If they're not a pop-punk band, then Courting is the UK's next indie pop darlings, right? Nope. Comparing anything to The 1975 is on the out for 2024, at least according to the band. But again, some of the results say otherwise and will remind listeners of the polarizing group. Hit play on the glamorous pop-rock of "We Look Good Together (Big Words)" or skip ahead to get lost in the lovelorn cliches and swooning grooves of "Emily G"; you'll hear it there, too. And here's the thing – they do the whole shiny indie pop thing better, even if written for kicks and giggles.

But the band doesn't stop there. Continuing to take cues from other genres, the bratty "Flex" has Courting harkening to the aughts when Franz Ferdinand and The Strokes were positioned at the forefront of that era's post-punk revival. Then there's the meticulously constructed artifice of "The Hills", which sounds like a Black Country, New Road song if you prompted an AI generator to write one. But that's not a jab; the track is futuristic and unravels in grandiose fashion. With the addition of skittering beats and Sean Murphy-O'Neill's vocals masked with autotune, as it is elsewhere, the cut is flashy and overdone but cathartic nonetheless. That's the deal with many of these songs – the dramatics – due in large part to the animated charisma of the band's lead. Murphy-O'Neill's vocal delivery on the record is so often melodramatic; on the one hand, you might cringe at its over-the-top pomp, but on the other, you admire his dedication to the overt while still maintaining the provocation and sarcasm indebted to the band's identity.

Even with all the genre-hopping and determination to deliver what Murphy-O'Neill describes as a record embracing the "obvious" and "things that everyone secretly wants but is afraid to admit," Courting refuses to sacrifice all complexity. They've made a record that certainly sounds fun, but its theatrical concept and lyrics about contemporary life – companionship, fame, etc – border on the absurd and indecipherable. It takes time to grasp these musings, but this impenetrability contrasts perfectly with the record's feigned pop triteness.

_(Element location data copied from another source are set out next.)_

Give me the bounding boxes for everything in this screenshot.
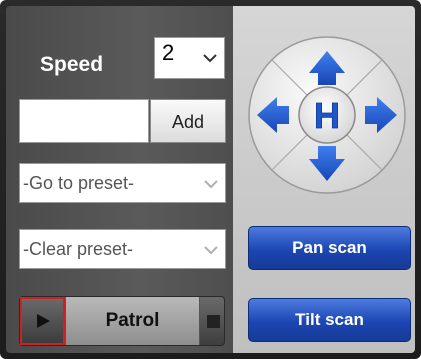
preset-name-input[interactable] (19, 99, 149, 143)
home-icon: H (314, 95, 340, 136)
home-button[interactable]: H (298, 86, 356, 144)
goto-preset-value: -Go to preset- (23, 173, 135, 193)
speed-select[interactable]: 2 (154, 37, 225, 79)
speed-label: Speed (40, 53, 104, 76)
chevron-down-icon (204, 180, 218, 189)
stop-icon (207, 315, 220, 328)
chevron-down-icon (204, 246, 218, 255)
patrol-control: Patrol (19, 296, 225, 346)
clear-preset-select[interactable]: -Clear preset- (19, 229, 226, 269)
patrol-button[interactable]: Patrol (65, 297, 200, 345)
goto-preset-select[interactable]: -Go to preset- (19, 163, 226, 203)
chevron-down-icon (203, 54, 217, 63)
speed-value: 2 (162, 40, 175, 65)
patrol-play-button[interactable] (20, 297, 65, 345)
ptz-direction-wheel: H (248, 36, 406, 194)
camera-control-panel: Speed 2 Add -Go to preset- -Clear preset… (0, 0, 421, 359)
patrol-stop-button[interactable] (201, 297, 225, 345)
tilt-scan-button[interactable]: Tilt scan (248, 298, 411, 342)
pan-scan-button[interactable]: Pan scan (248, 226, 411, 270)
add-preset-button[interactable]: Add (150, 99, 226, 143)
play-icon (37, 314, 50, 328)
clear-preset-value: -Clear preset- (23, 239, 134, 259)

Courting will never abandon their ridiculous tendencies, even when leaning familiar and serviceable. The results may come across as a superficial sampling of what Courting are capable of, and yet, it's everything but. There's a distinct and purposeful artifice surrounding New Last Name that lends it enough intrigue and depth while still being able to simply say, "See, we can do this too." And you know what? They can! It's an irresistible mess made with exploratory abandon and the demeanour to show off and articulate a thing or two about expectations and pandering. Courting are less squid, shame, or insert any of their contemporaries these days; they're more Killers, Strokes, and whatever hyper-pop artist you fancy – and somehow, putting on a couple of new get-ups makes New Last Name so uniquely them.